DAYS WITH SIR ROGER DE COVERLEY


By Joseph Addison and Richard Steele



(Originally published in THE SPECTATOR)






Contents

SIR ROGER'S FAMILY.

MR. WILL WIMBLE.

THE PICTURE GALLERY.

A COUNTRY SUNDAY.

THE WIDOW.

THE CHASE.

THE COUNTY ASSIZES.

THE SPECTATOR'S RETURN TO TOWN.






SIR ROGER'S FAMILY.

Having often received an invitation from my friend Sir Roger de Coverley to pass away a month with him in the country, I last week accompanied him thither, and am settled with him for some time at his country-house, where I intend to form several of my ensuing Speculations. Sir Roger, who is very well acquainted with my humour, lets me rise and go to bed when I please, dine at his own table or in my chamber as I think fit, sit still and say nothing without bidding me be merry. When the gentlemen of the country come to see him, he only shews me at a distance. As I have been walking in his fields I have observed them stealing a sight of me over an hedge, and have heard the Knight desiring them not to let me see them, for that I hated to be stared at.

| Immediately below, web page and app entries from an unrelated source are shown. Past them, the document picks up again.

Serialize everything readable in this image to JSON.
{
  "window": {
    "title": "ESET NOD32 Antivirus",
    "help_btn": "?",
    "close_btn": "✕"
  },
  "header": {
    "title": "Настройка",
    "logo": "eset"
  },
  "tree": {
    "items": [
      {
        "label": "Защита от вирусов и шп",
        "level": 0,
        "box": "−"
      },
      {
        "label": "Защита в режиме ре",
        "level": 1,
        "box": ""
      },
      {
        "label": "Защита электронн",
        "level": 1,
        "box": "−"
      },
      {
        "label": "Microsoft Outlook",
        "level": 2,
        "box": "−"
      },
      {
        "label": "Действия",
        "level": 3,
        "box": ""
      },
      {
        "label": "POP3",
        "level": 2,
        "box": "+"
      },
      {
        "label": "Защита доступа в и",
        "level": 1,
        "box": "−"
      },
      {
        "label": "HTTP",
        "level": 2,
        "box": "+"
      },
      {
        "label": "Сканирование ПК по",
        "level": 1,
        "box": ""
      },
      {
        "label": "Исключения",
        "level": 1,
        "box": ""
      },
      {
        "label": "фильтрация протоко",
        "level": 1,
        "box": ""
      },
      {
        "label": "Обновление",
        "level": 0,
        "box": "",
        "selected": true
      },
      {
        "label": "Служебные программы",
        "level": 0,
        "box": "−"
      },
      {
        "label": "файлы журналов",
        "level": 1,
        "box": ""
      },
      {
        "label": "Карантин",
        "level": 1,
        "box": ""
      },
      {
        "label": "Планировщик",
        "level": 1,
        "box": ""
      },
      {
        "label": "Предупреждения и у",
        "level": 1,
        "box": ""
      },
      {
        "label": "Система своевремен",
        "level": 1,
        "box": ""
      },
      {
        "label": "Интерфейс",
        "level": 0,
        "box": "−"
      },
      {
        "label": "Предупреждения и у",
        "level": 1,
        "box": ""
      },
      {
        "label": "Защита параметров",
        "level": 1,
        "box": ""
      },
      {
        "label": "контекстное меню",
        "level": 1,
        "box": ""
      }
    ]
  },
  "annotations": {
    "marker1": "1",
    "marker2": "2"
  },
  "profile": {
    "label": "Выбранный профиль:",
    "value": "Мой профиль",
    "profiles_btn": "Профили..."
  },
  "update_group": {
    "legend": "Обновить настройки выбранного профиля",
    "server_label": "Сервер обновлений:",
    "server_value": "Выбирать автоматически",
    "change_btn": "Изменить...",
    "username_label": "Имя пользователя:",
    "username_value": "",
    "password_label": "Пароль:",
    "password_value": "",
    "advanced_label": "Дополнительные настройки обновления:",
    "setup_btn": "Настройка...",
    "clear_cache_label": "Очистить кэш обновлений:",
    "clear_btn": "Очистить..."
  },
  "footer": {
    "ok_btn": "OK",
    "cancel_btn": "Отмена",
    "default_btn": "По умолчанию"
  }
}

I am the more at ease in Sir Roger's family, because it consists of sober and staid persons; for as the Knight is the best master in the world, he seldom changes his servants; and as he is beloved by all about him, his servants never care for leaving him; by this means his domesticks are all in years, and grown old with their master. You would take his valet de chambre for his brother, his butler is gray-headed, his groom is one of the gravest men that I have ever seen, and his coachman has the looks of a privy-counsellor. You see the goodness of the master even in the old house-dog, and in a gray pad that is kept in the stable with great care and tenderness out of regard to his past services, tho' he has been useless for several years.

I could not but observe with a great deal of pleasure the joy that appeared in the countenance of these ancient domesticks upon my friend's arrival at his country-seat. Some of them could not refrain from tears at the sight of their old master; every one of them press'd forward to do something for him, and seemed discouraged if they were not employed. At the same time the good old Knight, with the mixture of the father and the master of the family, tempered the enquiries after his own affairs with several kind questions relating to themselves. This humanity and good-nature engages every body to him, so that when he is pleasant upon any of them, all his family are in good humour, and none so much as the person whom he diverts himself with. On the contrary, if he coughs, or betrays any infirmity of old age, it is easy for a stander-by to observe a secret concern in the looks of all his servants.